The price oil sands producers receive fell to more than $45 a barrel below the international benchmark on Thursday as US crude sank to fresh 2013 lows.
US benchmark Nymex West Texas Intermediate (WTI) oil fell below $90 in afternoon trade, while at the same time the US crude discount to the global oil price in the form of North Sea Brent widened to $20.80.
The spread between WTI and Western Canada Select – a blend of heavy oil sands crude and conventional oil – improved to $25.75, due to an upgrader outage but still translated to an effective price for bitumen-derived oil of only $63.35 a barrel.

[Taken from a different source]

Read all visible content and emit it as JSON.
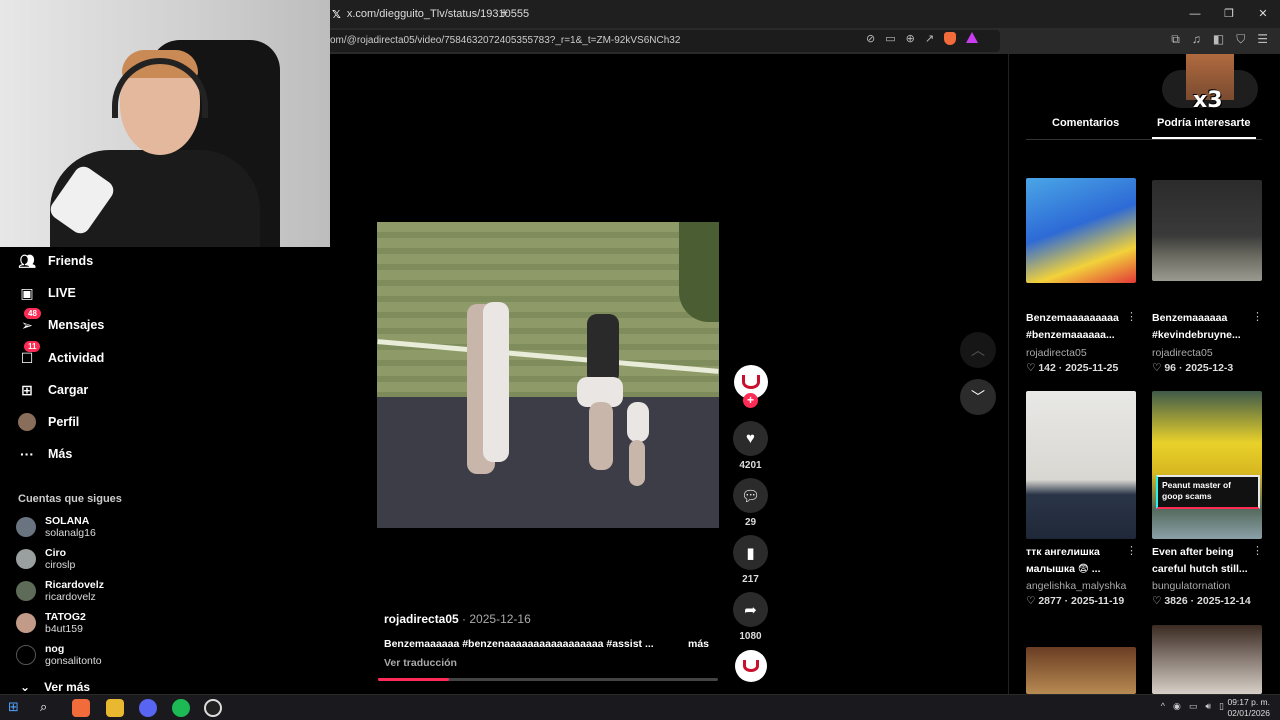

The WCS discount has narrowed substantially since hitting a multi-year high of $42.50 a barrel in December.
The premium for Syncrude – a light oil made from oil sands after undergoing an expensive upgrading process – also improved to $6.10 above WTI.
The reason Canada’s oil is being sold at close to breakeven point for high-cost bitumen producers is because its only customer, the US, is awash with oil.
US Energy Information Administration data released Friday showed American oil inventories and domestic production reaching 30- and 20-year respectively.
The approval last week by the US State Department of the Keystone pipeline as environmentally sound, should relieve some of the pipeline pressure, but in order to receive international prices – which on Monday trade above $110 a barrel – Canada needs access to fast growing economies in Asia.